İmamoğlu’na düzenlenen operasyonlar ve Terörsüz Türkiye girişimi CHP’yi dar bir alana sıkıştırırken muhalefeti zıt uçlara savurdu. Muhalif partilerin artık birlikte hareket etmesi neredeyse imkansız. Aksine Dem Partinin aşırı solculardan ayrışarak cumhur ittifakına yakınlaşması daha makul bir opsiyon. Bunun sonucunda, zaten zayıf olan aşırı sol daha da marjinal hale gelecek.
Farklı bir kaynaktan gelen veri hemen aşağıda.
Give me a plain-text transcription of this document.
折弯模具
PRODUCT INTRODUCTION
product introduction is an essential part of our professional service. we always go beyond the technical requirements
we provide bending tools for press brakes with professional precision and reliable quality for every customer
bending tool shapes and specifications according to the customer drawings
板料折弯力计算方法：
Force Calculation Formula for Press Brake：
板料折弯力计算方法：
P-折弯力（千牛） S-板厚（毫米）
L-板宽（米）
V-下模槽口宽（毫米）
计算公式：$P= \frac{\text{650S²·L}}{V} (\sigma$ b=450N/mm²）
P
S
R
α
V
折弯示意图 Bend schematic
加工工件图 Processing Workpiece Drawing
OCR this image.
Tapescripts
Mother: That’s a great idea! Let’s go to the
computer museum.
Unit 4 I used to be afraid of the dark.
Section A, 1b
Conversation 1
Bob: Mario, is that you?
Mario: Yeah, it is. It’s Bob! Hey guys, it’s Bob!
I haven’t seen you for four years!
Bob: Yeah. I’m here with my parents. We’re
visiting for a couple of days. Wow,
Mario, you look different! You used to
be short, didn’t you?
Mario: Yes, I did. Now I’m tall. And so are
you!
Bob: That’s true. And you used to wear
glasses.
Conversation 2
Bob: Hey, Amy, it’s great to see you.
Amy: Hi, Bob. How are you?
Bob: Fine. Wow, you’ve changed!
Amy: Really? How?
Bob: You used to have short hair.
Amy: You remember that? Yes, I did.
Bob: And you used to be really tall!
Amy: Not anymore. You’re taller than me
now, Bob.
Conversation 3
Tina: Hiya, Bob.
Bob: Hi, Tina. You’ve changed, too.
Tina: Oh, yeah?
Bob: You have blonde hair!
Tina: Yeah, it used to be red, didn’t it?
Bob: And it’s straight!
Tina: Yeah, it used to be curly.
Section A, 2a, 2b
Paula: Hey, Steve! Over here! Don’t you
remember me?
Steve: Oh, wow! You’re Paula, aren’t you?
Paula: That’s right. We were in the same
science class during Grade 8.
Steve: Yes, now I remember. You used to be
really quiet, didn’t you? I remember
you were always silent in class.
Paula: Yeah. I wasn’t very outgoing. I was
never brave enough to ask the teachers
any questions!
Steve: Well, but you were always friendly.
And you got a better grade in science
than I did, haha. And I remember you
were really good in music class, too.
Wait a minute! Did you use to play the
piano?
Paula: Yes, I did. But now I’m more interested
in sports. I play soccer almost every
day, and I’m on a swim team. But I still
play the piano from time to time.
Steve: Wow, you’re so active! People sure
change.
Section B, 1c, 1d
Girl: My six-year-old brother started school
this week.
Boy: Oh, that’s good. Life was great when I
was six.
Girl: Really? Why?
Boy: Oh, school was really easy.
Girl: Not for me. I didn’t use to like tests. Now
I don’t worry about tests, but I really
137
CHP bugünkü çizgisini sürdürürse yani İmamoğlu ile yatıp İmamoğlu ile kalkarsa alternatif olma özelliğini kaybeder. İtirafçıların sayısı arttıkça ve ortaya yeni deliller çıktıkça muhalefet partileri CHP’den daha da uzaklaşacaklar. 19 Marttan sonra Saraçhaneye, tutuklamalardan hemen sonra Silivri’ye gidenler bu seyahatlerinin arkasını getirdiler mi? İmamoğlu’nun göz altına alınmasından sonra düzenlenen operasyonlara yüksek sesle tepki gösterildi mi?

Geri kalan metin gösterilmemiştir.